What is special about an immutable array of class objects, and why can I not .dup ?

Jonathan M Davis newsgroup.d at jmdavisprog.com
Mon May 28 14:02:28 UTC 2018


On Monday, May 28, 2018 13:51:49 James Blachly via Digitalmars-d-learn 
wrote:
> Consider the below:
>
> ```
> class C
> {
>      int x;
> }
>
> struct S
> {
>      int x;
> }
>
>
> void main()
> {
>   immutable C[] c = [ new C(), new C()];
>   immutable S[] s = [ S(), S() ];
>      immutable int[] i = [ 1, 2 ];
>
>      auto x = c.dup;
>      auto y = s.dup;
>      auto z = i.dup;
>
> }
> ```
>
> This fails to compile with a `.dup` template matching error at
> line `auto x = c.dup;`. However, calling `.idup` works just fine.
> The immutable struct array and int array of course `.dup` just
> fine.
>
> I would have guessed that changing the definition of `C[]` to
> `immutable(C)[]` would have also helped, but it did not.
>
> Why are the class objects special in this case, and why does
> `immutable(C)[]` not help?   I believed that this defined a
> dynamic array `c` which was itself mutable, the elements of which
> were immutable.
>
> Thanks for insights.

dup makes the entire thing mutable, and the compiler can't safely convert
immutable class references to mutable ones.
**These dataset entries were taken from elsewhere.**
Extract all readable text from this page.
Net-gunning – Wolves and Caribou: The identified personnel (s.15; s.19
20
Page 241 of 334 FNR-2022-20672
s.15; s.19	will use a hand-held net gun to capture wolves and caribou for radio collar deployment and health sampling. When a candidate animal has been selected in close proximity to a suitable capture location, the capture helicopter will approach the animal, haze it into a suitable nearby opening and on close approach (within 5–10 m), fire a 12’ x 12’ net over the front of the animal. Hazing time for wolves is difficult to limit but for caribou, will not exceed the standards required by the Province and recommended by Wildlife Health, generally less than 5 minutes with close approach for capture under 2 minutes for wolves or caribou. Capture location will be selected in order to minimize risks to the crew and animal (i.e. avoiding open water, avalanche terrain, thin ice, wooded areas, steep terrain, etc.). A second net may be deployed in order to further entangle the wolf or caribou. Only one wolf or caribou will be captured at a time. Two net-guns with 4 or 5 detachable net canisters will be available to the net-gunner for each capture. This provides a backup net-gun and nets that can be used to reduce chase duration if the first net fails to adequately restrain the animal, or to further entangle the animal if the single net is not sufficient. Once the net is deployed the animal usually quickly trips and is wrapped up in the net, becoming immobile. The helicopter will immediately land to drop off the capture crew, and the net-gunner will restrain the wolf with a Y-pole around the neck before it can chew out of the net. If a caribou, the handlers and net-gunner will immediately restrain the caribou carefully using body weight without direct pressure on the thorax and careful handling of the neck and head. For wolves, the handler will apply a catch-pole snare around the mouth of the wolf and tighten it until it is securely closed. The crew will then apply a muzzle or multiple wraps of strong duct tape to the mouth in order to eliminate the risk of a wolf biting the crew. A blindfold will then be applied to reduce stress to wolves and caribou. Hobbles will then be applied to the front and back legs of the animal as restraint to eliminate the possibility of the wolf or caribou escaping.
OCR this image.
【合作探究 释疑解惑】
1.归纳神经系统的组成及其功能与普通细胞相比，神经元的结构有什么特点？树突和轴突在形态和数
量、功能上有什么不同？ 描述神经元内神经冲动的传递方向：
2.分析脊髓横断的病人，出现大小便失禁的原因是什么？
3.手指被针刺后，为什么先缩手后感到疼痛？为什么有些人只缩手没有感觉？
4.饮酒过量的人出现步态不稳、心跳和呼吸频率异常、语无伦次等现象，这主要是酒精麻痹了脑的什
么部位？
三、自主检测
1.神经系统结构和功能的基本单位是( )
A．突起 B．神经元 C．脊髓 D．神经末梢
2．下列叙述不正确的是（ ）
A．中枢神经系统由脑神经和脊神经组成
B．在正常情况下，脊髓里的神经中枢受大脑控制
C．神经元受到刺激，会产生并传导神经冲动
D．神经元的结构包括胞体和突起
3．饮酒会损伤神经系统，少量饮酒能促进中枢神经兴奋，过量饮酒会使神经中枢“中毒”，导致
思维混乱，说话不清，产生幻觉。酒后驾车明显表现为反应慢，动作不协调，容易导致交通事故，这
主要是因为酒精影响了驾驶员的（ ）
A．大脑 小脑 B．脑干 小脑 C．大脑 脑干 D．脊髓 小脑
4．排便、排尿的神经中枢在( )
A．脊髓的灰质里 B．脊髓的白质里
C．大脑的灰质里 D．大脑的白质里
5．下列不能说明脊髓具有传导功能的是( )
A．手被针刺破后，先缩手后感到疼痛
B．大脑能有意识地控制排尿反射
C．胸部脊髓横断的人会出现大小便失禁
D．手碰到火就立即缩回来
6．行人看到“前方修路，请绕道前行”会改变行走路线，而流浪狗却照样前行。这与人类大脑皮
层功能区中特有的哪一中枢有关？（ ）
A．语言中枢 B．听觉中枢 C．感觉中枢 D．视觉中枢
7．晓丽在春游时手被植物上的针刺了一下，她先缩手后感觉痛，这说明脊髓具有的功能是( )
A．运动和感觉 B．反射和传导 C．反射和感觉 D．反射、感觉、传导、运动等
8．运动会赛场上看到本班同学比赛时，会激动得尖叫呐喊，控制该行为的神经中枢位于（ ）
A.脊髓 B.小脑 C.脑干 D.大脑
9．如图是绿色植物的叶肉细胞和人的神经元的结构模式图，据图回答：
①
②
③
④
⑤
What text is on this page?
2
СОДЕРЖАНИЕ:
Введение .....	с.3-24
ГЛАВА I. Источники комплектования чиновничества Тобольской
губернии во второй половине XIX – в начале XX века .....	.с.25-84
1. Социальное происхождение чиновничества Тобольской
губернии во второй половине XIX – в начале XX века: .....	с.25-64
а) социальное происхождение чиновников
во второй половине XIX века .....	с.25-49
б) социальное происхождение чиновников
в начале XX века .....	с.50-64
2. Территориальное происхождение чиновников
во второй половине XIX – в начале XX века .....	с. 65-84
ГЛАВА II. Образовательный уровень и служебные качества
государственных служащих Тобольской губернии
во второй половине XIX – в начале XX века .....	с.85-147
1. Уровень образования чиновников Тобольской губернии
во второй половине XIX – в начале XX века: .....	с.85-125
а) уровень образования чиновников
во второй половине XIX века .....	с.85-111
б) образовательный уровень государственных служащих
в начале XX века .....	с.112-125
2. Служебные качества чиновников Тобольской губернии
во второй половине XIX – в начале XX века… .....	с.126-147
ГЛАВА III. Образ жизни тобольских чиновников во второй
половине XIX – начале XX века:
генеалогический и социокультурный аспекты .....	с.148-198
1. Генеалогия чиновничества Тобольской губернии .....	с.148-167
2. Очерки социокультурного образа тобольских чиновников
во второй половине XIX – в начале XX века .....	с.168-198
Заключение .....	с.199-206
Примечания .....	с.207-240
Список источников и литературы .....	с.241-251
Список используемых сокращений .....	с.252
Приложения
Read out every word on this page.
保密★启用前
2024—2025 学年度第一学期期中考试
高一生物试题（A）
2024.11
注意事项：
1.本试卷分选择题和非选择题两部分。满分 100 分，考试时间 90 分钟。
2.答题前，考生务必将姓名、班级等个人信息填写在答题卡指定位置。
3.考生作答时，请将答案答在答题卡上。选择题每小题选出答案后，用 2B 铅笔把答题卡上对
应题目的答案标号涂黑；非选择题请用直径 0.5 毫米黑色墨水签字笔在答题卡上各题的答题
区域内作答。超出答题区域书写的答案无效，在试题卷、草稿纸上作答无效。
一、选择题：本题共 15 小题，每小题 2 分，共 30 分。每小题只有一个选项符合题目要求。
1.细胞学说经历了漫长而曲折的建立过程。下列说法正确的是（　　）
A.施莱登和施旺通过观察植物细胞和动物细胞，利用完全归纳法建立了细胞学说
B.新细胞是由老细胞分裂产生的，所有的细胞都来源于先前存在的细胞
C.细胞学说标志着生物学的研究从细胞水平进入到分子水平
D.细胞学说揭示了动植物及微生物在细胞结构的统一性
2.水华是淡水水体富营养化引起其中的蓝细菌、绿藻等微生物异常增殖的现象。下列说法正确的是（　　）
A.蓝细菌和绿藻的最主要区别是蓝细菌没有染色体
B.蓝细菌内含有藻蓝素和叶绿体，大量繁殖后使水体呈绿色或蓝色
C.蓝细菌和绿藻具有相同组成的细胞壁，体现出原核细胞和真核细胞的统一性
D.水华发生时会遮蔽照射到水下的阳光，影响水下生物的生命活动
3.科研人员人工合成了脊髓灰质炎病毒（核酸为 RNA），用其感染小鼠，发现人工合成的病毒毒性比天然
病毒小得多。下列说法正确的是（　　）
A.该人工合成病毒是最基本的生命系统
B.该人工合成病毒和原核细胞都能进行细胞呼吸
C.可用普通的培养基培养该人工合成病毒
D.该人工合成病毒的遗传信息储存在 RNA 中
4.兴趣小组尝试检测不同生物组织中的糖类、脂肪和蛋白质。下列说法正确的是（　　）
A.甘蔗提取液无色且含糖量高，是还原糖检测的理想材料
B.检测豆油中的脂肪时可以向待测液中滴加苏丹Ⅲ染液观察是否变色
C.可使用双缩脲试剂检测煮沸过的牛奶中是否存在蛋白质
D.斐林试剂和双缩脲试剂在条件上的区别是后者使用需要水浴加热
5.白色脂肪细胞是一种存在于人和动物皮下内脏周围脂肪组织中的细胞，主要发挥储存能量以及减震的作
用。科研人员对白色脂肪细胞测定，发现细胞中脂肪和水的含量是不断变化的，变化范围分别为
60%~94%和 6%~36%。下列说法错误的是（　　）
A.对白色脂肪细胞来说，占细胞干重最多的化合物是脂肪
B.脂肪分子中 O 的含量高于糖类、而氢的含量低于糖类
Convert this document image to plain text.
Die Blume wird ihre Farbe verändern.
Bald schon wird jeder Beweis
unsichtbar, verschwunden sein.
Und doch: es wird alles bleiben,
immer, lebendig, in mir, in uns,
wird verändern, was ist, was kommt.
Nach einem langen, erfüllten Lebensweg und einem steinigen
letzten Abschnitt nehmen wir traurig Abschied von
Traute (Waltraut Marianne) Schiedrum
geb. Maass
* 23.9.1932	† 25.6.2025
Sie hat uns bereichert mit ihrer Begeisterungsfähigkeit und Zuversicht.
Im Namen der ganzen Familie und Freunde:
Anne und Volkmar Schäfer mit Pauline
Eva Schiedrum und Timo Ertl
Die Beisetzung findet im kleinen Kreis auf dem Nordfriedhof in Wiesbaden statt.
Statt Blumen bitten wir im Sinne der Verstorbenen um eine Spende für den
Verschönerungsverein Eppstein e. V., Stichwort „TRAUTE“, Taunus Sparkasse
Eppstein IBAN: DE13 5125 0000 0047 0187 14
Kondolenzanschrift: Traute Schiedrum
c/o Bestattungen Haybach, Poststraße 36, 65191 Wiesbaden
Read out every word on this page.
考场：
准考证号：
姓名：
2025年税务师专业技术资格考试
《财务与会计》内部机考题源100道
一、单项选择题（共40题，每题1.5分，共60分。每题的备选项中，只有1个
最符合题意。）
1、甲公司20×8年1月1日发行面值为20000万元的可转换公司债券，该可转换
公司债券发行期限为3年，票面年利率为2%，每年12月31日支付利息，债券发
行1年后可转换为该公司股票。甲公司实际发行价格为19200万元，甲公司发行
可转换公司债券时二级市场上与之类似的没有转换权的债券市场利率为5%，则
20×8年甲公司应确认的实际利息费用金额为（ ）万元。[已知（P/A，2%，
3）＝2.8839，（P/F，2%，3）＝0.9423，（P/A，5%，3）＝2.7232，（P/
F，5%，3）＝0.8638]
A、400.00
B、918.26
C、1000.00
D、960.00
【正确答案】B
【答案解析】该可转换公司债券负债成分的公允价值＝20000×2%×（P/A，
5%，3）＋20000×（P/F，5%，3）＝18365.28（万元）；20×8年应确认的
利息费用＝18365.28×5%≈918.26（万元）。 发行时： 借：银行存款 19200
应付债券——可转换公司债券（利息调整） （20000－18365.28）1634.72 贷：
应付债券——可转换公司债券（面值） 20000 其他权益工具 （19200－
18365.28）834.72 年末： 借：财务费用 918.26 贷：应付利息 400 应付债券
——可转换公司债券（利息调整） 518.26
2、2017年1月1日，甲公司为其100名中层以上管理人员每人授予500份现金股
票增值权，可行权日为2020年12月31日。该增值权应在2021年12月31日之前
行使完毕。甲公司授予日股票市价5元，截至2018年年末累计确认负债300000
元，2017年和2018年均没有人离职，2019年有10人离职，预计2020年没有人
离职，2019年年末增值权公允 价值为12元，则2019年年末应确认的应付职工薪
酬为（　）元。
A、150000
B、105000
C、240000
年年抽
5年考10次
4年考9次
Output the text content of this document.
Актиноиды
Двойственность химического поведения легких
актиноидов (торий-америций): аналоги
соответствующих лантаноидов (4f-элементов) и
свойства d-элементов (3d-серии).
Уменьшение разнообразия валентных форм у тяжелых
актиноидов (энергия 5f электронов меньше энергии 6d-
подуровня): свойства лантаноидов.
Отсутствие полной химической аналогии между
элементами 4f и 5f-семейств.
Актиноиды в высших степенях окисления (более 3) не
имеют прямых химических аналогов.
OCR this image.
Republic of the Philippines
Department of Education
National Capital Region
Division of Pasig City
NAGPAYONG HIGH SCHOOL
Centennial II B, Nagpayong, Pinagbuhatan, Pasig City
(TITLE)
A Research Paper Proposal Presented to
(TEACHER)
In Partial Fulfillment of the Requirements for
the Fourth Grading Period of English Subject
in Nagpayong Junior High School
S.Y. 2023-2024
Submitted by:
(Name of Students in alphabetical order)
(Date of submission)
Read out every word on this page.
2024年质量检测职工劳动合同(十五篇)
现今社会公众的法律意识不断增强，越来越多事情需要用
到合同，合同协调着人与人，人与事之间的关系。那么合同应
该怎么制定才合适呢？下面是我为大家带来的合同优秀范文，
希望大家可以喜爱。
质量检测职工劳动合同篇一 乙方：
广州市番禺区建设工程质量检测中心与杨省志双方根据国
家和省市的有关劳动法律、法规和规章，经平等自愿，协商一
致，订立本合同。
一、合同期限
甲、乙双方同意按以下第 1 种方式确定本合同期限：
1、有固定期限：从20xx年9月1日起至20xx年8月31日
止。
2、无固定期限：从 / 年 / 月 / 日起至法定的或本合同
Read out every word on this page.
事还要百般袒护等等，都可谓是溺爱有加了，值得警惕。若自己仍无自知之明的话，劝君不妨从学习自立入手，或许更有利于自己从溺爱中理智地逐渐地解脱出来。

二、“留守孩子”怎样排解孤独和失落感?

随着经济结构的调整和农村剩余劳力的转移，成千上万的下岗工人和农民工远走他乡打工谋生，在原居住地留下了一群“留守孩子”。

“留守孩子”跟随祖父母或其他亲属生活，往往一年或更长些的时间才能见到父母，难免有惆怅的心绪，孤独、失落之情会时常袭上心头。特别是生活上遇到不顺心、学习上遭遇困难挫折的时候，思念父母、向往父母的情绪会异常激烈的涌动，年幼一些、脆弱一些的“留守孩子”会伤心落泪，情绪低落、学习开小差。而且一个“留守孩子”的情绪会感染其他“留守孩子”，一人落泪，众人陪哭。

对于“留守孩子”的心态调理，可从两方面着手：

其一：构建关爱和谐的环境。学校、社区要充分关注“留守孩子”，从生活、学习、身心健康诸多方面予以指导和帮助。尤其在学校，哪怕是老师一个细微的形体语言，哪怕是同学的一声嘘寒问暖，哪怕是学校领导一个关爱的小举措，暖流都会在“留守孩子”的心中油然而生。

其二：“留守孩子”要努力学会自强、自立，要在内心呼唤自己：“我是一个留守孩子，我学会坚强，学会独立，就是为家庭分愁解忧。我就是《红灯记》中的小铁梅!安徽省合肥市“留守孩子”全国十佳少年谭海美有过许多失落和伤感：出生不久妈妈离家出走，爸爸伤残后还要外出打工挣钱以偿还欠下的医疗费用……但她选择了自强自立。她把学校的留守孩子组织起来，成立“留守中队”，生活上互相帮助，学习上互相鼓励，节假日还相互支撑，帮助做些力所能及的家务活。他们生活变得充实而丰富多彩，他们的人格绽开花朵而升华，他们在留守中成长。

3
And when you think about it, the
immutability of the array itself really isn't the key thing here anyway. All
you have to do to get a mutable one is to slice it - slicing gives you a
tail-const/tail-immutable dynamic array pointing to the same data. So,
ultimately, what you're doing with dup vs idup is deciding what the
mutability of the elements is. dup makes them mutable, and idup makes them
immutable. In the case of primitive types or structs which don't have
postblit constructors, that's usually trivial, but it doesn't work with
class references. For them, you're stuck with the same level of mutablity,
because there is no easy conversion for them between mutable and immmutable.